The last time technology investments took a hit, it was easy to look around at the old sock puppets and other ruins of the dot-com crash and blame the downturn on the rapid runup in venture-backed funding for me-too companies and unproven business models. But this time around, what will haunt technology companies isn't their wholehearted embrace of the Web—it's consumers' wholehearted embrace of credit. That's right, this tech downturn could be pinned in part on you and me.
Before you get all huffy about subprime lending and greedy bankers, consider this: In the past five years, consumers have taken on massive personal debt in the form of home equity loans and credit financing, which they've used to buy fancier cars, appliances, and gadgets. Tech companies have been the recipients of a lot of this spending, either directly—through the increase in sales of high-end gizmos such as cell phones—or indirectly, through the rise in such things as luxury automobiles that contain more semiconductors and displays. As a result, when consumers stop spending, tech companies will start hurting.
According to data from the Federal Reserve, consumer debt not associated with home equity lending has increased 23% since 2003, when people borrowed $2.1 trillion. As of August, Americans had $2.58 trillion in debt. But prior to last year, home equity lending fueled much of the extravagance. Federal Reserve Chairman Alan Greenspan and Fed economist James Kennedy have estimated that borrowing against home equity lines of credit freed up about $187 billion in cash per year from 2001 through 2005.
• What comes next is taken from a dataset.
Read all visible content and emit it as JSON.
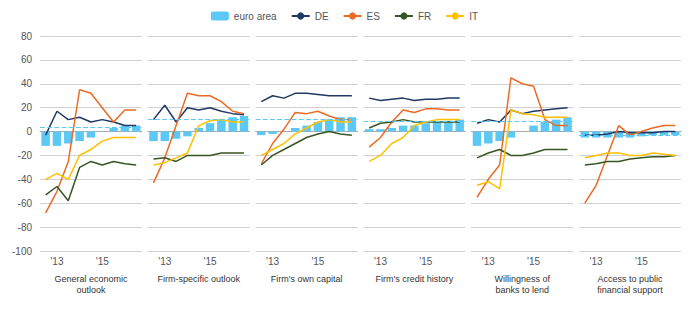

There are signs that the flow of credit is coming to an end. Plus, the index of consumer confidence, started in 1967, is at the lowest point in its 41-year history, meaning that even those who aren't seeking loans aren't hot to spend their hard-earned cash. Earlier this month, George Scalise, head of the Semiconductor Industry Assn., called for federal intervention in the financial markets. "With consumer purchases now driving more than half of semiconductor sales, consumer confidence is essential to the entire supply chain of the global technology sector," he said in a statement. As consumer spending—whether with cash or credit"slows over the coming quarters, technology companies that have seen their businesses become more dependent on consumers may have to do some of their own belt-tightening.
Hitwise, a research unit of the credit bureau Experian, released data Tuesday that show U.S. visits to online retail Web sites have declined for the eighth consecutive week. For the week ended Oct. 25, 2008, U.S. visits to the 500 retail Web sites declined 3% from a year earlier. The largest drops in visits were to online music and computer sites. That trend is going to cause problems that will end up affecting the entire tech value chain.